How effective garbage management could transform Dar

Dar es Salaam is experiencing what urban experts call a metabolic rift—a breakdown between the city’s rapid growth and its ability to process what it consumes. In 1950, fewer than 100,000 people lived in the city. Today, more than 6 million do.

Every morning, the city awakens to a simple, unglamorous arithmetic: more than 5,500 tonnes of waste are generated, and by nightfall, up to 75 percent will remain where it was discarded—choking drains and smouldering in open spaces. This is a problem that is visible, smelly, and economically crippling.

Yet within this failure lies one of the largest untapped business opportunities in Tanzania, if only we can dare to imagine.

The numbers tell the story. In 1998, Dar produced less than 2,000 tonnes of waste daily. By 2017, that figure had more than doubled to 4,600 tonnes. Today, it stands at about 5,500 tonnes.

Against this tide, the formal collection system captures between a quarter and 40 percent. The global average is about 44 percent; sub-Saharan Africa averages 28 percent. Dar sits in between—but still far short of what is needed.

The implication is stark: each year, well over a million tonnes of waste are left uncollected—blocking waterways, breeding disease, and eroding liveability. This is not just an environmental issue. It is a structural urban failure with real economic costs.

Now, consider the opportunity.

Take one ward: Mbezi Juu. With roughly 55,000 residents and about 17,000 households, the maths is simple. If each household paid just 10,000 a month for reliable waste collection, that would generate approximately 170 million per month—just over 2 billion annually.

Now, a typical two-person collection team serves around 150 households, then Mbezi Juu would require about 113 teams—roughly 226 direct jobs in a single ward, tied to a predictable, locally financed revenue stream.

Scale this across Dar’s estimated 1.6 million households, and the numbers become compelling. At 10,000 per household, monthly revenue reaches about 16 billion—equivalent to 194 billion annually. Using the same service ratio, this supports over 20,000 direct jobs in collection alone—before accounting for additional employment in sorting, recycling, transport, and processing.

This is not theoretical.
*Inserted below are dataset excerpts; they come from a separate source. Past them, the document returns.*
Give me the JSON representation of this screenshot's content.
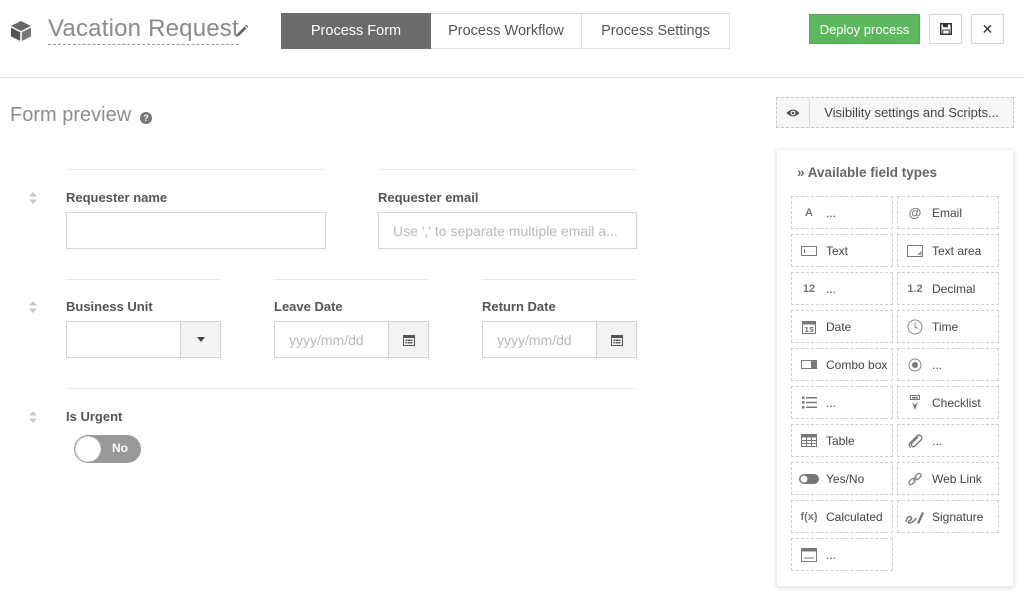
{
  "header": {
    "title": "Vacation Request",
    "tabs": [
      {
        "label": "Process Form",
        "active": true
      },
      {
        "label": "Process Workflow",
        "active": false
      },
      {
        "label": "Process Settings",
        "active": false
      }
    ],
    "deploy_label": "Deploy process",
    "accent_color": "#5cb85c"
  },
  "preview": {
    "title": "Form preview",
    "help_glyph": "?"
  },
  "form": {
    "requester_name": {
      "label": "Requester name",
      "value": ""
    },
    "requester_email": {
      "label": "Requester email",
      "placeholder": "Use ',' to separate multiple email a..."
    },
    "business_unit": {
      "label": "Business Unit",
      "value": ""
    },
    "leave_date": {
      "label": "Leave Date",
      "placeholder": "yyyy/mm/dd"
    },
    "return_date": {
      "label": "Return Date",
      "placeholder": "yyyy/mm/dd"
    },
    "is_urgent": {
      "label": "Is Urgent",
      "toggle_text": "No"
    }
  },
  "visibility": {
    "label": "Visibility settings and Scripts..."
  },
  "field_types": {
    "title": "» Available field types",
    "items": [
      {
        "icon": "text-a-icon",
        "glyph": "A",
        "label": "..."
      },
      {
        "icon": "at-icon",
        "glyph": "@",
        "label": "Email"
      },
      {
        "icon": "textbox-icon",
        "glyph": "",
        "label": "Text"
      },
      {
        "icon": "textarea-icon",
        "glyph": "",
        "label": "Text area"
      },
      {
        "icon": "integer-icon",
        "glyph": "12",
        "label": "..."
      },
      {
        "icon": "decimal-icon",
        "glyph": "1.2",
        "label": "Decimal"
      },
      {
        "icon": "calendar-date-icon",
        "glyph": "",
        "label": "Date"
      },
      {
        "icon": "clock-icon",
        "glyph": "",
        "label": "Time"
      },
      {
        "icon": "combo-box-icon",
        "glyph": "",
        "label": "Combo box"
      },
      {
        "icon": "radio-icon",
        "glyph": "",
        "label": "..."
      },
      {
        "icon": "list-icon",
        "glyph": "",
        "label": "..."
      },
      {
        "icon": "checklist-icon",
        "glyph": "",
        "label": "Checklist"
      },
      {
        "icon": "table-icon",
        "glyph": "",
        "label": "Table"
      },
      {
        "icon": "paperclip-icon",
        "glyph": "",
        "label": "..."
      },
      {
        "icon": "toggle-icon",
        "glyph": "",
        "label": "Yes/No"
      },
      {
        "icon": "link-icon",
        "glyph": "",
        "label": "Web Link"
      },
      {
        "icon": "function-icon",
        "glyph": "f(x)",
        "label": "Calculated"
      },
      {
        "icon": "signature-icon",
        "glyph": "",
        "label": "Signature"
      },
      {
        "icon": "html-window-icon",
        "glyph": "",
        "label": "..."
      }
    ]
  }
}
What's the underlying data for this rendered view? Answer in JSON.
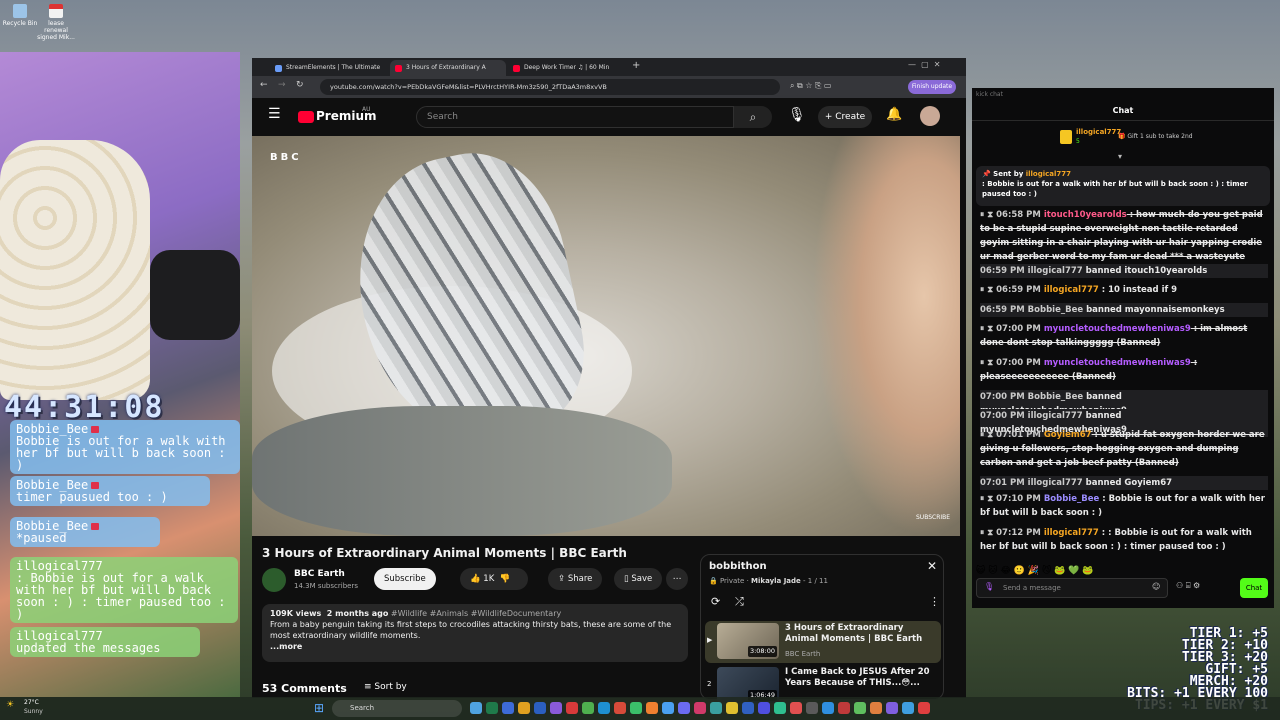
{
  "desktop": {
    "icons": [
      {
        "label": "Recycle Bin"
      },
      {
        "label": "lease renewal signed Mik..."
      }
    ]
  },
  "stream_overlay": {
    "timer": "44:31:08",
    "messages": [
      {
        "user": "Bobbie_Bee",
        "text": "Bobbie is out for a walk with her bf but will b back soon : )",
        "style": "blue"
      },
      {
        "user": "Bobbie_Bee",
        "text": "timer pausued too : )",
        "style": "blue"
      },
      {
        "user": "Bobbie_Bee",
        "text": "*paused",
        "style": "blue"
      },
      {
        "user": "illogical777",
        "text": ": Bobbie is out for a walk with her bf but will b back soon : ) : timer paused too : )",
        "style": "green"
      },
      {
        "user": "illogical777",
        "text": "updated the messages",
        "style": "green"
      }
    ],
    "tiers": [
      "TIER 1: +5",
      "TIER 2: +10",
      "TIER 3: +20",
      "GIFT: +5",
      "MERCH: +20",
      "BITS: +1 EVERY 100",
      "TIPS: +1 EVERY $1"
    ]
  },
  "browser": {
    "tabs": [
      {
        "title": "StreamElements | The Ultimate",
        "color": "#6a9cf7"
      },
      {
        "title": "3 Hours of Extraordinary A",
        "color": "#ff0033"
      },
      {
        "title": "Deep Work Timer ♫ | 60 Min",
        "color": "#ff0033"
      }
    ],
    "url": "youtube.com/watch?v=PEbDkaVGFeM&list=PLVHrctHYIR-Mm3z590_2fTDaA3m8xvVB",
    "finish_update": "Finish update"
  },
  "youtube": {
    "logo": "Premium",
    "region": "AU",
    "search_placeholder": "Search",
    "create": "Create",
    "bbc_tag": "BBC",
    "subscribe_tag": "SUBSCRIBE",
    "video_title": "3 Hours of Extraordinary Animal Moments | BBC Earth",
    "channel": "BBC Earth",
    "subscribers": "14.3M subscribers",
    "subscribe": "Subscribe",
    "likes": "1K",
    "share": "Share",
    "save": "Save",
    "views": "109K views",
    "age": "2 months ago",
    "tags": "#Wildlife #Animals #WildlifeDocumentary",
    "description": "From a baby penguin taking its first steps to crocodiles attacking thirsty bats, these are some of the most extraordinary wildlife moments.",
    "more": "...more",
    "comments": "53 Comments",
    "sort_by": "Sort by",
    "playlist": {
      "title": "bobbithon",
      "meta": "Private",
      "owner": "Mikayla Jade",
      "position": "1 / 11",
      "items": [
        {
          "index": "▶",
          "title": "3 Hours of Extraordinary Animal Moments | BBC Earth",
          "channel": "BBC Earth",
          "duration": "3:08:00"
        },
        {
          "index": "2",
          "title": "I Came Back to JESUS After 20 Years Because of THIS...😳...",
          "channel": "",
          "duration": "1:06:49"
        }
      ]
    }
  },
  "chat": {
    "window_title": "kick chat",
    "header": "Chat",
    "gifter": {
      "name": "illogical777",
      "count": "5",
      "note": "Gift 1 sub to take 2nd"
    },
    "pinned": {
      "sent_by": "Sent by",
      "user": "illogical777",
      "text": ": Bobbie is out for a walk with her bf but will b back soon : ) : timer paused too : )"
    },
    "messages": [
      {
        "time": "06:58 PM",
        "user": "itouch10yearolds",
        "text": ": how much do you get paid to be a stupid supine overweight non tactile retarded goyim sitting in a chair playing with ur hair yapping crodie ur mad gerber word to my fam ur dead *** a wasteyute (Banned)",
        "color": "#ff5a8a",
        "struck": true
      },
      {
        "time": "06:59 PM",
        "user": "illogical777",
        "text": "banned itouch10yearolds",
        "system": true
      },
      {
        "time": "06:59 PM",
        "user": "illogical777",
        "text": ": 10 instead if 9",
        "color": "#f5a623",
        "struck": false
      },
      {
        "time": "06:59 PM",
        "user": "Bobbie_Bee",
        "text": "banned mayonnaisemonkeys",
        "system": true
      },
      {
        "time": "07:00 PM",
        "user": "myuncletouchedmewheniwas9",
        "text": ": im almost done dont stop talkinggggg (Banned)",
        "color": "#b45cff",
        "struck": true
      },
      {
        "time": "07:00 PM",
        "user": "myuncletouchedmewheniwas9",
        "text": ": pleaseeeeeeeeeee (Banned)",
        "color": "#b45cff",
        "struck": true
      },
      {
        "time": "07:00 PM",
        "user": "Bobbie_Bee",
        "text": "banned myuncletouchedmewheniwas9",
        "system": true
      },
      {
        "time": "07:00 PM",
        "user": "illogical777",
        "text": "banned myuncletouchedmewheniwas9",
        "system": true
      },
      {
        "time": "07:01 PM",
        "user": "Goyiem67",
        "text": ": u stupid fat oxygen horder we are giving u followers, stop hogging oxygen and dumping carbon and get a job beef patty (Banned)",
        "color": "#f5a623",
        "struck": true
      },
      {
        "time": "07:01 PM",
        "user": "illogical777",
        "text": "banned Goyiem67",
        "system": true
      },
      {
        "time": "07:10 PM",
        "user": "Bobbie_Bee",
        "text": ": Bobbie is out for a walk with her bf but will b back soon : )",
        "color": "#9b8cff",
        "struck": false
      },
      {
        "time": "07:12 PM",
        "user": "illogical777",
        "text": ": : Bobbie is out for a walk with her bf but will b back soon : ) : timer paused too : )",
        "color": "#f5a623",
        "struck": false
      }
    ],
    "input_placeholder": "Send a message",
    "send": "Chat"
  },
  "taskbar": {
    "weather_temp": "27°C",
    "weather_desc": "Sunny",
    "search_placeholder": "Search"
  }
}
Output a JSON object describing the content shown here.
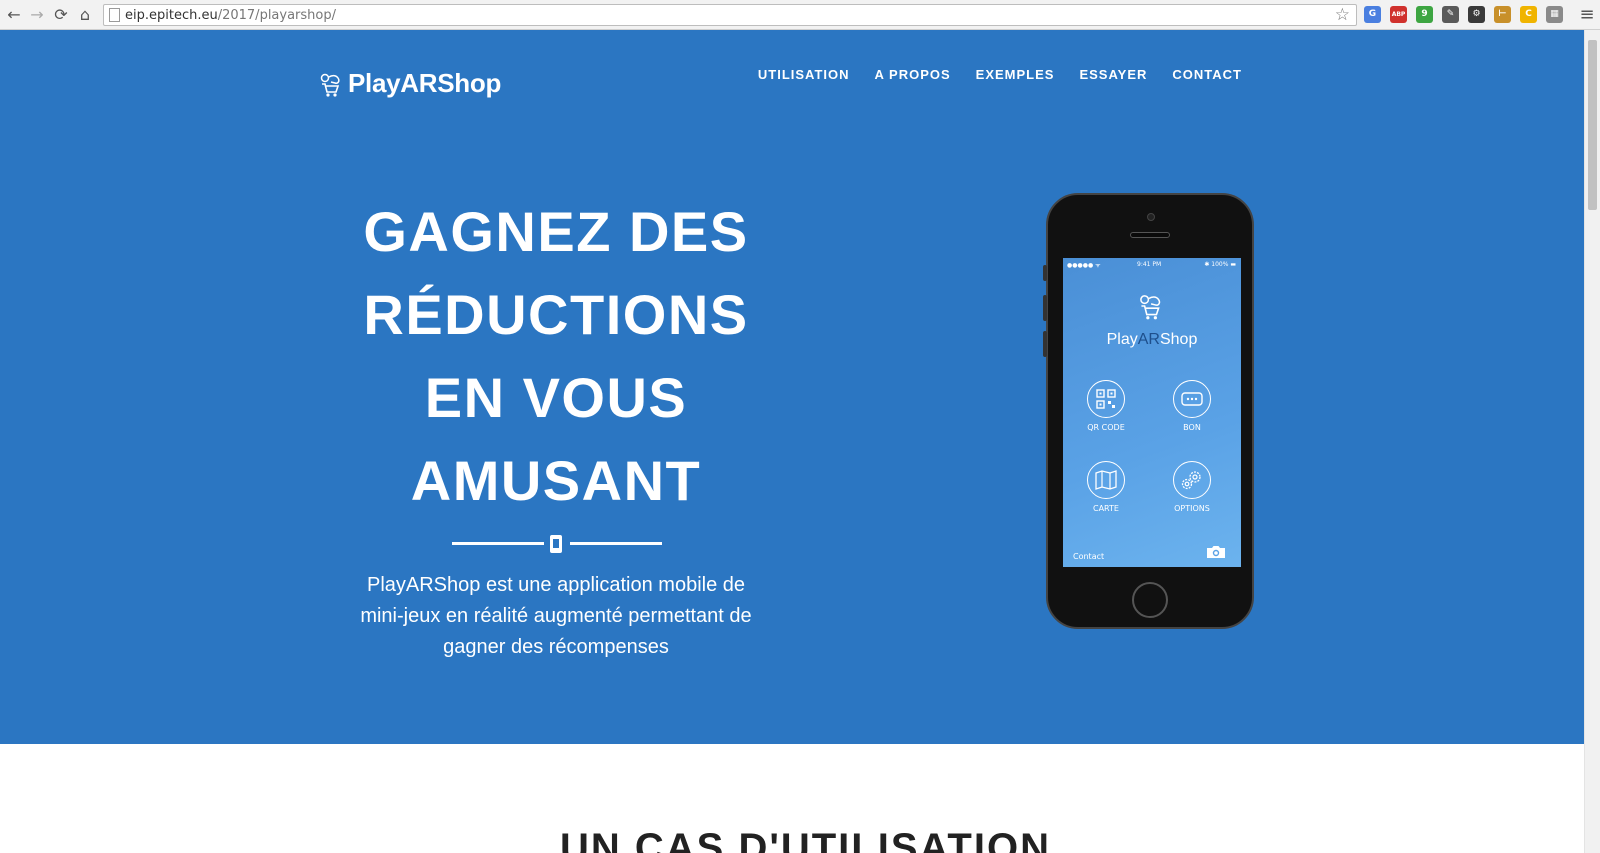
{
  "browser": {
    "url_host": "eip.epitech.eu",
    "url_path": "/2017/playarshop/",
    "back_icon": "←",
    "forward_icon": "→",
    "reload_icon": "⟳",
    "home_icon": "⌂",
    "star_icon": "☆",
    "menu_icon": "≡",
    "extensions": [
      {
        "name": "translate-icon",
        "label": "G",
        "color": "#4a7fe0"
      },
      {
        "name": "adblock-icon",
        "label": "ABP",
        "color": "#d0312d"
      },
      {
        "name": "evernote-icon",
        "label": "9",
        "color": "#3da542"
      },
      {
        "name": "eyedropper-icon",
        "label": "✎",
        "color": "#5a5a5a"
      },
      {
        "name": "gear-icon",
        "label": "⚙",
        "color": "#3a3a3a"
      },
      {
        "name": "ruler-icon",
        "label": "⊢",
        "color": "#c8902a"
      },
      {
        "name": "coupon-icon",
        "label": "C",
        "color": "#f0b400"
      },
      {
        "name": "puzzle-icon",
        "label": "▦",
        "color": "#8a8a8a"
      }
    ]
  },
  "site": {
    "brand": "PlayARShop",
    "nav": [
      "UTILISATION",
      "A PROPOS",
      "EXEMPLES",
      "ESSAYER",
      "CONTACT"
    ]
  },
  "hero": {
    "headline_lines": [
      "GAGNEZ DES",
      "RÉDUCTIONS",
      "EN VOUS",
      "AMUSANT"
    ],
    "tagline_lines": [
      "PlayARShop est une application mobile de",
      "mini-jeux en réalité augmenté permettant de",
      "gagner des récompenses"
    ],
    "bg_color": "#2b76c2"
  },
  "phone_screen": {
    "status_signal": "●●●●● ᯤ",
    "status_time": "9:41 PM",
    "status_battery": "✱ 100% ▬",
    "title_play": "Play",
    "title_ar": "AR",
    "title_shop": "Shop",
    "tiles": [
      "QR CODE",
      "BON",
      "CARTE",
      "OPTIONS"
    ],
    "contact": "Contact"
  },
  "next_section": {
    "title": "UN CAS D'UTILISATION"
  }
}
It is already happening, informally.

I recall when I was living in Upanga years ago, the officially contracted company would go weeks without collecting waste, yet still demanded payment. Frustrated residents turned to local youth, who delivered what the formal contractor could not. When systems fail, markets improvise.

That experience is a microcosm of the challenges we face. The demand for reliable service exists; the labour exists; what is missing is a framework that allows the two to meet.

At the government level, we award contracts to politically-connected firms that underperform. Environmental laws aren’t enforced. Payments are disconnected from service, so residents withhold fees, creating a downward spiral. Meanwhile, informal recyclers—who handle much of the city’s waste—are sidelined instead of supported.

Yet the legal tools already exist. The Environmental Management Act of 2004 enshrines the “Polluter Pays” principle. Individuals who litter can be fined up to Sh1 million; companies that dump illegally face fines of up to Sh5 million, plus penalties for failing to clean up. The problem is not the law but enforcement.

Imagine a different approach. Ward-level environmental officers empowered to issue on-the-spot fines, much like traffic police. Dumping waste would quickly become more expensive than paying for collection. Behaviour would change. And the revenue from fines could be reinvested into equipping youth-led waste enterprises.

People respond to incentives—and to consequences.

At the same time, service delivery should be decentralised. Instead of relying on distant contractors, local youth groups should be prioritised. Service zones can be organised at ward or street level, with payment strictly tied to performance. The guiding principle should be simple: no service, no payment.

We do not need to reinvent the wheel. Kigali—once known for its waste problems—transformed itself by dividing the city into manageable sectors, awarding time-bound contracts, and enforcing compliance rigorously. Today, more than 90 percent of waste is collected.

Rwanda applied discipline. There is no good reason why Dar cannot do the same thing.

The good thing is that waste collection is not an end—it is the foundation for a broader environmental upgrade. Effective waste management also means reclaiming open spaces and creating safe walkways. Every clean street and vacant plot becomes a community asset. But none of this happens while rubbish piles up.

The fundamentals are already in place. People are willing to pay—for service that works. The labour force is ready. What is needed is a system that connects demand to delivery. Support local, youth-led waste enterprises, and the results will follow: a cleaner city, tens of thousands of jobs, and an industry worth hundreds of billions of shillings.

At its core, this is a leadership challenge. The waste we step over each morning is not just a nuisance—it is raw material for a more prosperous and more dignified city.

Clear the streets, and everything else can follow.